The 2014 Active Healthy Kids Canada report card came out and the results are, well, interesting to say the least. It grades Canada, as well as 14 other countries, United States included in their physical activity levels. And our overall grade? D-. Ouch. (D- for my American friends as well)
Here are some interesting facts from the report card :
- 95% of parents report availability of local parks and outdoor space and 94% report availability of local programs and facilities that promote being active
- 75% of children aged 5-19 participate in organized sports or physical activity
- 84% of children aged 3-4 are physical enough to meet guidelines, but that number drop significantly to 7% of children age 5-11 and only 4% of children age 12-17
- Children age 5-11 spent a whopping 7.6 hours a day being sedentary (5.8 hours for children 3-4 years and 9.3 hours for children 12-17 years)
- Only 37% of parents actively play with their children and 82% agree that the education system should place more importance on physical education
So my question today is : Should the schools be doing more to promote physical education among students?
And if the answer is yes, then we must see what we are doing differently now than we were doing 10-20-30 years ago that made children stopped playing sports.
On one hand, the studies show that when children start school, their sedentary levels go way, way up and their physical activity level drop dramatically. But can we definitely say that starting school = lower physical activity level, I'm not so sure. There might be a definite link, but you can't say that because children start school, they are not as active.
Recess when we were younger were always a lot of fun. I played outside, a lot.

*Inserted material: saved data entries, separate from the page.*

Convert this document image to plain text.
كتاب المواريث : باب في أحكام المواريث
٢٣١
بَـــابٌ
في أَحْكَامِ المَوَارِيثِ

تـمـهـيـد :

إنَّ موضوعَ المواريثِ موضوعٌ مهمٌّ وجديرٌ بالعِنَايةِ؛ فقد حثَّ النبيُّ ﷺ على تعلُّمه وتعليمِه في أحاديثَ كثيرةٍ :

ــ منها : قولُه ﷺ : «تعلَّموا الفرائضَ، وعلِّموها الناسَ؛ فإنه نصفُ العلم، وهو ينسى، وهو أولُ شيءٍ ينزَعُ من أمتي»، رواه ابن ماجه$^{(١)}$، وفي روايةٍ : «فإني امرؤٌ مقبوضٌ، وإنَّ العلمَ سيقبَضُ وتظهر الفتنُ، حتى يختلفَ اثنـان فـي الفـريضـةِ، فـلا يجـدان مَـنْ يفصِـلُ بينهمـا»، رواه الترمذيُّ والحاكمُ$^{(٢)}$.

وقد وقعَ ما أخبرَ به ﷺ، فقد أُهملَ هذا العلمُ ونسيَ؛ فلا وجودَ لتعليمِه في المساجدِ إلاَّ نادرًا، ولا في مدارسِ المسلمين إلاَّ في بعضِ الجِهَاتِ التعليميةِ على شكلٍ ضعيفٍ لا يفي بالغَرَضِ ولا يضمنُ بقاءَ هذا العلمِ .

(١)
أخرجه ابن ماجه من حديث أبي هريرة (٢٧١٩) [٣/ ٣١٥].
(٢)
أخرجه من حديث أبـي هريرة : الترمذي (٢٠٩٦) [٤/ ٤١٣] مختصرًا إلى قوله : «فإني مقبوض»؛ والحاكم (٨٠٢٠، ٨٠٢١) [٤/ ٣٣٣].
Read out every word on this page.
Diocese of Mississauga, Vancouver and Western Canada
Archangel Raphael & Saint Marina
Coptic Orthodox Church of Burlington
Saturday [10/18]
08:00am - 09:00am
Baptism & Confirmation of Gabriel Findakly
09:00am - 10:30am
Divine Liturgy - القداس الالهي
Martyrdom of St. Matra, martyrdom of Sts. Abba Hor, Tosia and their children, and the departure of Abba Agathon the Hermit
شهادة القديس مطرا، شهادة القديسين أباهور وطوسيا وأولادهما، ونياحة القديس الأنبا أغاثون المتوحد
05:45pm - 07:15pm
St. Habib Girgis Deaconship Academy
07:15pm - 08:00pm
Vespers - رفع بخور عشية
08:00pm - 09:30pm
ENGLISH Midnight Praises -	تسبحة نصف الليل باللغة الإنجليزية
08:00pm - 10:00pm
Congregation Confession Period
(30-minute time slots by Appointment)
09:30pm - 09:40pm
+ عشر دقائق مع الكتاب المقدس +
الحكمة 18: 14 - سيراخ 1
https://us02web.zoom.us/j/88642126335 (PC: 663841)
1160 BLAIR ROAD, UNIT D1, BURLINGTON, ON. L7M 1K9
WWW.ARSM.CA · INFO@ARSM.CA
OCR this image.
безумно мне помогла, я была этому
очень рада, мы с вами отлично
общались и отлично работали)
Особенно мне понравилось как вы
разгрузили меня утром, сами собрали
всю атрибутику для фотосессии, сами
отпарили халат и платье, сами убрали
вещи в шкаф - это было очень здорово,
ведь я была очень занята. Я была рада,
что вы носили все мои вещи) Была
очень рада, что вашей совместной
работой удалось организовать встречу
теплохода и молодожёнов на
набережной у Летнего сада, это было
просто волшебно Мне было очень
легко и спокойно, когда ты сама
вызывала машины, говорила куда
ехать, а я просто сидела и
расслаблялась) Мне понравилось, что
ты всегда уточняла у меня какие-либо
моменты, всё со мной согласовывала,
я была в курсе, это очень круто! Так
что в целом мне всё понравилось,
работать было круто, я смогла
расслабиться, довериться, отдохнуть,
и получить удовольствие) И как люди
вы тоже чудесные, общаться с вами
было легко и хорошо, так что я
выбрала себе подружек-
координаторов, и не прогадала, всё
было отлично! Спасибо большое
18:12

We would organize skipping contests, basketball games, Red Rover, Tag (and the many thousand variations of the game), tether ball, soccer-baseball and so, so, so many other games I can't even think of them all right now. Not only that, but we always played sports after school (soccer, basketball, volleyball, badminton, cross country, etc) and we loved our physical education class.
Nowadays, recess look a lot different than they did when I was younger. So many games are not allowed anymore for various reasons. I remember being aghast when my students didn't know how to double-dutch (I definitely had to teach them!) and they often try to stay inside at recess instead of getting some fresh air.
Unfortunately, recess also has a lot more rules. Now, the large open field is only available to certain grades on a rotation basis, to allow everyone a chance to play in the field. Every grade level has their own "section" of the yard to play in. Even the monkey bars aren't available to all students in the younger grades anymore, they must wait their turn.
The stats show that there are plenty of opportunity for children these days to play and be active, but they aren't taking advantage of these opportunities. They aren't playing anymore. And we need to get them playing again.
But I don't believe that we will achieve that by adding more "rules" about how many physical education classes students need to take, or by imposing even more physical activity time at school. I think we will achieve that by letting them play.
In fact, in the report, they mention 4 elementary schools in New Zealand (who scored a B overall) that banned all playground rules. That meant children were allowed to go out and PLAY. Can you guess what happened? Children became more active and reports shows drops in bullying cases, injuries and vandalism.
That's worth repeating : take away the rules surrounding physical activity and children will start playing, cooperate with one another and take care of their equipment.
To go back to my original question - Do schools need to do more? Actually, I think they need to do less! Remove some of the rules during recess, and we might just see an increase in physical activity. Let's boost our rating for next year, let's go above and beyond the pack, and let's PLAY!